Title: American Born Chinese

Author: Gene Luen Yang

# of Pages: 233 (paperback)

Genre: YA, Graphic Novel

Rating: ★★★★☆

Synopsis: All Jin Wang wants is to fit in. When his family moves to a new neighborhood, he suddenly finds that he's the only Chinese American student at his school. Jocks and bullies pick on him constantly, and he has hardly any friends. Then, to make matters worse, he falls in love with an all-American girl... Born to rule over all the monkeys in the world, the story of the Monkey King is one of the oldest and greatest Chinese fables. Adored by his subjects, master of the arts of kung-fu, he is the most powerful monkey on earth. But the Monkey King doesn't want to be a monkey. He wants to be hailed as a god... Chin-Kee is the ultimate negative Chinese stereotype, and he's ruining his cousin Danny's life. Danny's a popular kid at school, but every year Chin-Kee comes to visit, and every year Danny has to transfer to a new school to escape the shame. This year, though, things quickly go from bad to worse...

Review: I started this book for the easy read (since it's a graphic novel), and I can't say there would be anything that would have prepared what was in store. This is not your cut and dry story of the Chinese American experience - Yang expertly uses three stories running in parallel to depict what it's like to not fit in and trying to be someone else for the sake of fitting in. 

I have actually seen images from this book a long time ago (specifically of Chin-Kee). I didn't make that they were from this book (which was recently made into a Disney+ series) until I started reading. This only added to my intrigue on where this book was going to go - why was a Chinese American author creating a strongly negatively stereotyped character?

Usually I don't like POV switching, and this book switches between the three stories from Jin's, Danny's, and Chin-Kee's POV. That being said, American Born Chinese is a great example of POV switching that is actually necessary for the story rather than used as a crutch for amateur writers. 

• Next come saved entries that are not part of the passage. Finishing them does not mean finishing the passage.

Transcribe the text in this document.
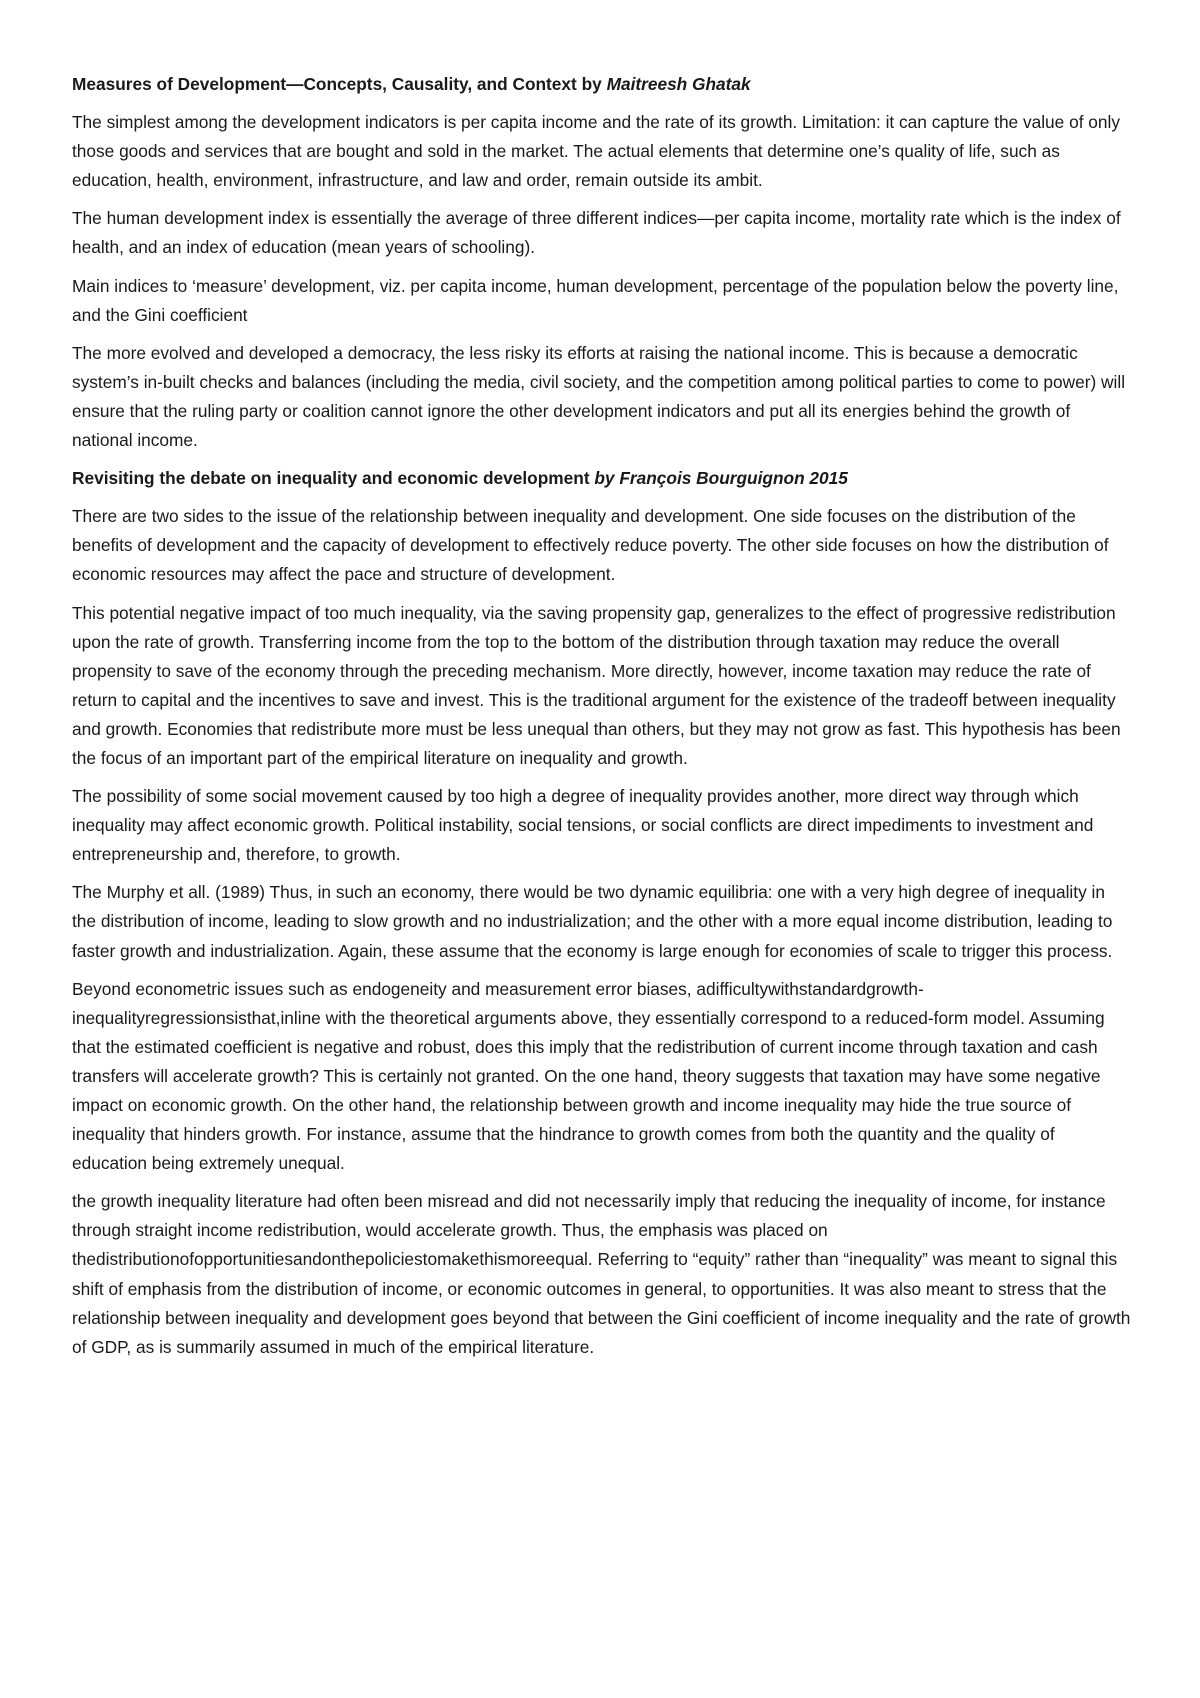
Measures of Development—Concepts, Causality, and Context by Maitreesh Ghatak

The simplest among the development indicators is per capita income and the rate of its growth. Limitation: it can capture the value of only those goods and services that are bought and sold in the market. The actual elements that determine one’s quality of life, such as education, health, environment, infrastructure, and law and order, remain outside its ambit.

The human development index is essentially the average of three different indices—per capita income, mortality rate which is the index of health, and an index of education (mean years of schooling).

Main indices to ‘measure’ development, viz. per capita income, human development, percentage of the population below the poverty line, and the Gini coefficient

The more evolved and developed a democracy, the less risky its efforts at raising the national income. This is because a democratic system’s in-built checks and balances (including the media, civil society, and the competition among political parties to come to power) will ensure that the ruling party or coalition cannot ignore the other development indicators and put all its energies behind the growth of national income.

Revisiting the debate on inequality and economic development by François Bourguignon 2015

There are two sides to the issue of the relationship between inequality and development. One side focuses on the distribution of the benefits of development and the capacity of development to effectively reduce poverty. The other side focuses on how the distribution of economic resources may affect the pace and structure of development.

This potential negative impact of too much inequality, via the saving propensity gap, generalizes to the effect of progressive redistribution upon the rate of growth. Transferring income from the top to the bottom of the distribution through taxation may reduce the overall propensity to save of the economy through the preceding mechanism. More directly, however, income taxation may reduce the rate of return to capital and the incentives to save and invest. This is the traditional argument for the existence of the tradeoff between inequality and growth. Economies that redistribute more must be less unequal than others, but they may not grow as fast. This hypothesis has been the focus of an important part of the empirical literature on inequality and growth.

The possibility of some social movement caused by too high a degree of inequality provides another, more direct way through which inequality may affect economic growth. Political instability, social tensions, or social conflicts are direct impediments to investment and entrepreneurship and, therefore, to growth.

The Murphy et all. (1989) Thus, in such an economy, there would be two dynamic equilibria: one with a very high degree of inequality in the distribution of income, leading to slow growth and no industrialization; and the other with a more equal income distribution, leading to faster growth and industrialization. Again, these assume that the economy is large enough for economies of scale to trigger this process.

Beyond econometric issues such as endogeneity and measurement error biases, adifficultywithstandardgrowth-inequalityregressionsisthat,inline with the theoretical arguments above, they essentially correspond to a reduced-form model. Assuming that the estimated coefficient is negative and robust, does this imply that the redistribution of current income through taxation and cash transfers will accelerate growth? This is certainly not granted. On the one hand, theory suggests that taxation may have some negative impact on economic growth. On the other hand, the relationship between growth and income inequality may hide the true source of inequality that hinders growth. For instance, assume that the hindrance to growth comes from both the quantity and the quality of education being extremely unequal.

the growth inequality literature had often been misread and did not necessarily imply that reducing the inequality of income, for instance through straight income redistribution, would accelerate growth. Thus, the emphasis was placed on thedistributionofopportunitiesandonthepoliciestomakethismoreequal. Referring to “equity” rather than “inequality” was meant to signal this shift of emphasis from the distribution of income, or economic outcomes in general, to opportunities. It was also meant to stress that the relationship between inequality and development goes beyond that between the Gini coefficient of income inequality and the rate of growth of GDP, as is summarily assumed in much of the empirical literature.
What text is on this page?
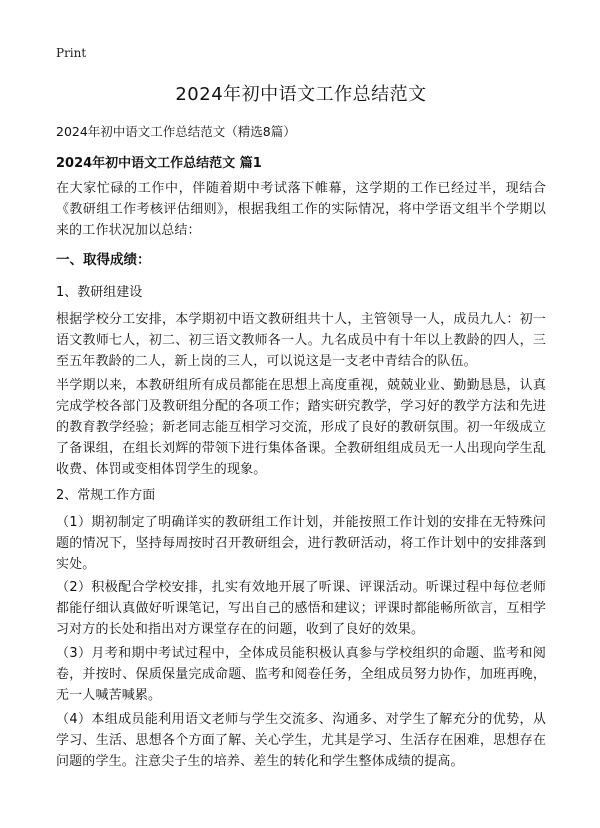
Print
2024年初中语文工作总结范文
2024年初中语文工作总结范文（精选8篇）
2024年初中语文工作总结范文 篇1

在大家忙碌的工作中，伴随着期中考试落下帷幕，这学期的工作已经过半，现结合《教研组工作考核评估细则》，根据我组工作的实际情况，将中学语文组半个学期以来的工作状况加以总结：

一、取得成绩：
1、教研组建设

根据学校分工安排，本学期初中语文教研组共十人，主管领导一人，成员九人：初一语文教师七人，初二、初三语文教师各一人。九名成员中有十年以上教龄的四人，三至五年教龄的二人，新上岗的三人，可以说这是一支老中青结合的队伍。

半学期以来，本教研组所有成员都能在思想上高度重视，兢兢业业、勤勤恳恳，认真完成学校各部门及教研组分配的各项工作；踏实研究教学，学习好的教学方法和先进的教育教学经验；新老同志能互相学习交流，形成了良好的教研氛围。初一年级成立了备课组，在组长刘辉的带领下进行集体备课。全教研组组成员无一人出现向学生乱收费、体罚或变相体罚学生的现象。

2、常规工作方面

（1）期初制定了明确详实的教研组工作计划，并能按照工作计划的安排在无特殊问题的情况下，坚持每周按时召开教研组会，进行教研活动，将工作计划中的安排落到实处。

（2）积极配合学校安排，扎实有效地开展了听课、评课活动。听课过程中每位老师都能仔细认真做好听课笔记，写出自己的感悟和建议；评课时都能畅所欲言，互相学习对方的长处和指出对方课堂存在的问题，收到了良好的效果。

（3）月考和期中考试过程中，全体成员能积极认真参与学校组织的命题、监考和阅卷，并按时、保质保量完成命题、监考和阅卷任务，全组成员努力协作，加班再晚，无一人喊苦喊累。

（4）本组成员能利用语文老师与学生交流多、沟通多、对学生了解充分的优势，从学习、生活、思想各个方面了解、关心学生，尤其是学习、生活存在困难，思想存在问题的学生。注意尖子生的培养、差生的转化和学生整体成绩的提高。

For a book aimed at younger audiences and the style/colors of the art leaning childish, it was surprising how crude parts of it were (think fart humor and of course the extreme depiction of Chin-Kee went from racist to him being a flat out terrible human being). I didn't mind it, and the immature humor did a good job to lighten the tone of the story.

It's a pretty quick entertaining read, so I would recommend it!